Raka seolah berdiri di dua sisi tebing yang dalam. Sementara dia merasa sudah tak bisa melepaskan salah satu di antara dua wanita itu. Keduanya memiliki tempat serta porsi rasa yang sama.

Karina, dia wanita yang lembut. Meski sedikit pecemburu. Tingginya standar, wajah bulat dengan pipi chubby. Kulitnya kuning langsat, tapi nyaman untuk disentuh. Bibir merah muda serta hidung yang mungil. Matanya bulat sempurna dengan iris hitam pekat, serta alis lebat yang membingkai kelopak matanya dengan sempurna.

Dia adalah sosok wanita periang, sangat periang. Hingga orang-orang yang mengenalinya akan men-cap dirinya sebagai pemantik semangat. Sayang, sepertinya Raka sudah memadamkan keriangan itu dari sosok seorang Karina.

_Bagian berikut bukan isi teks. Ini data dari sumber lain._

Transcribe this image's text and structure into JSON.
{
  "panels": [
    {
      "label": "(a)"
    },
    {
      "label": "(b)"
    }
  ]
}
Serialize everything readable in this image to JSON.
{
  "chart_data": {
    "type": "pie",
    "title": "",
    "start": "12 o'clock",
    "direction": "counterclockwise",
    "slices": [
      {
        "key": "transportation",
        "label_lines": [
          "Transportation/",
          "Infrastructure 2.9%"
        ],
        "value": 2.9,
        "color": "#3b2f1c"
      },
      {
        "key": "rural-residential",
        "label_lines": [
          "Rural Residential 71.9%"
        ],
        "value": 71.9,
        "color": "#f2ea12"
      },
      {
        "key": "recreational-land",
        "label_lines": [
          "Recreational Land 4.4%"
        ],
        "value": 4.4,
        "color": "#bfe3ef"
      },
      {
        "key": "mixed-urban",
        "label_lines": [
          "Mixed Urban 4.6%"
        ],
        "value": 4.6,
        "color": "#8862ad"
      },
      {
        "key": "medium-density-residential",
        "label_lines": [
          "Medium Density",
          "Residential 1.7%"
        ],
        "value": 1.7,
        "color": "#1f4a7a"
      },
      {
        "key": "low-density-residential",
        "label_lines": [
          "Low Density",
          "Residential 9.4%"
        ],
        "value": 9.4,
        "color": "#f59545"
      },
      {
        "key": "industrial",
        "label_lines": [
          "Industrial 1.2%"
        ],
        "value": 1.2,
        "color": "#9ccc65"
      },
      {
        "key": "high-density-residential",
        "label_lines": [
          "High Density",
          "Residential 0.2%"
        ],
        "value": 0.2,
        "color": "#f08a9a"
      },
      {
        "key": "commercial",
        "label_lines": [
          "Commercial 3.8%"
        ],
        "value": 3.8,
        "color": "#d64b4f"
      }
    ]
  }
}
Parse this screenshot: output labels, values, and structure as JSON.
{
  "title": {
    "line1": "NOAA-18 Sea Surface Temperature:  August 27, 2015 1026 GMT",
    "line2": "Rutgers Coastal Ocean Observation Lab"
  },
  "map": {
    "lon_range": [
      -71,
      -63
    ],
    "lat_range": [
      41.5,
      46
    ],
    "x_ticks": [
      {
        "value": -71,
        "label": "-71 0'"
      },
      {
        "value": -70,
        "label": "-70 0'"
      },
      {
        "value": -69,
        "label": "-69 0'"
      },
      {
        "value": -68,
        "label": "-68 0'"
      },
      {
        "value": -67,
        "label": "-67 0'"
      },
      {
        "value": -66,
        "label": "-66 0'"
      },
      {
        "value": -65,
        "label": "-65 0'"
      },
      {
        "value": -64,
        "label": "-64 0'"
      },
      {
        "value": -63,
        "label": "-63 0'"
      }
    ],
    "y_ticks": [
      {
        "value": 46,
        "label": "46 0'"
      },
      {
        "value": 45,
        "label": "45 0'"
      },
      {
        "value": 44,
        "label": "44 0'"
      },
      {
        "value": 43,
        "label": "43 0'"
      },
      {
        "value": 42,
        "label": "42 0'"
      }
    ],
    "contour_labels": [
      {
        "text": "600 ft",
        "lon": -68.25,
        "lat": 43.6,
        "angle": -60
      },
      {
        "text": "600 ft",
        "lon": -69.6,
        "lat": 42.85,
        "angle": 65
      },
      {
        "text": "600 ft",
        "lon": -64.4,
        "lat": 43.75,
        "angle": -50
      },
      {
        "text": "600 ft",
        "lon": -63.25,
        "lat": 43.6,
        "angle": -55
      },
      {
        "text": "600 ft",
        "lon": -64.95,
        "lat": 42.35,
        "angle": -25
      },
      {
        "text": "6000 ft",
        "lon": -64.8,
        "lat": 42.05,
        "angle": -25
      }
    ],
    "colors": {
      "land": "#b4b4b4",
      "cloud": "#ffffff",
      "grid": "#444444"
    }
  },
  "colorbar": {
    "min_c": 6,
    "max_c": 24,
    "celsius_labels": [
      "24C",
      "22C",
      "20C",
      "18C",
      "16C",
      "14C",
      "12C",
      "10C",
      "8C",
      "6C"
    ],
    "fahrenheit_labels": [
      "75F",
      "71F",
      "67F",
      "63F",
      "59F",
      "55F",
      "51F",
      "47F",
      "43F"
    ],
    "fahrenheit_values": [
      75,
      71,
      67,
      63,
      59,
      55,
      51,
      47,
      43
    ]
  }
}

Dia telah membuat ibu dari anaknya itu nelangsa karena perubahan sikap yang tak disadarinya. Sementara wanita adalah makhluk yang paling peka di dunia, dia tahu dan hapal betul dengan kebiasaan serta hal sekecil apa pun dari pasangannya. Itu yang kini tengah terjadi ... Karina seperti memiliki indra keenam yang bisa menerawang semua tindak-tanduknya.

                           ***

Pagi ini Raka bangun dengan wajah yang tidak bersemangat. Kurang tidur membuat wajahnya terlihat agak sedikit kusut. Rani yang tengah menyiapkan makanan untuknya, sesekali melirik kesal ke arahnya. Di rumah tersisa mereka bertiga, Albaithar anak Rani tengah asyik bermain di karpet. Papa dan Mama mereka sudah berangkat lebih awal ke restoran, tadi pagi.

"Kamu melapor apa sama Karina?" tanyanya penuh introgasi pada adiknya.

"Untuk apa aku melapor, Kak? Toh, kalau Kakak memang sudah tidak mencintai Kak Karina, dia bisa apa?" sindir Rani dengan suara bergetar.

Rani sangat menyayangi kakak iparnya itu, tapi dia bisa apa. Kakaknya sudah terlanjur terperosok dalam, ke lubang perangkap wanita lain. Setitik air matanya jatuh, saat dia membayangkan betapa sakit dan terlukanya Karina. Jika suatu saat nanti dia tahu kebenaran dari suaminya saat ini.

"Siapa yang tak mencintainya, hah? Jangan asal bicara kamu! Jangan belajar kurang ajar sama kakak!" bentak Raka, membuat derai air mata Rani semakin menganak sungai.

"Kalau Kakak masih mencintai Kak Karina, Kakak nggak akan pernah mengkhianati cinta dan kepercayaannya, Kak!" balasnya dengan suara melengking terbawa emosi.

"Sejak kapan kamu berani membantah, hah!?" Raka mengepal kedua tangan dan menggebrak meja makan dengan cukup keras.

Albaitar yang asyik bermain tak jauh dari mereka, ikut terkejut dan langsung menangis. Rani yang melihat itu, menatap mata Raka dengan tatapan berapi-api seolah menyatakan perang pada kakak yang selama ini begitu dicintai dan dihormatinya itu.

"Berdoalah, Kak. Semoga kau tidak akan kehilangan semuanya dan semoga kau tak akan terkurung dalam jeruji penyesalan sepanjang sisa usiamu." Mata dan lidah Rani yang sinkron penuh amarah, membuat Raka bergidik ngeri. Membayangkan serapah yang baru saja terlontar dari bibir Rani.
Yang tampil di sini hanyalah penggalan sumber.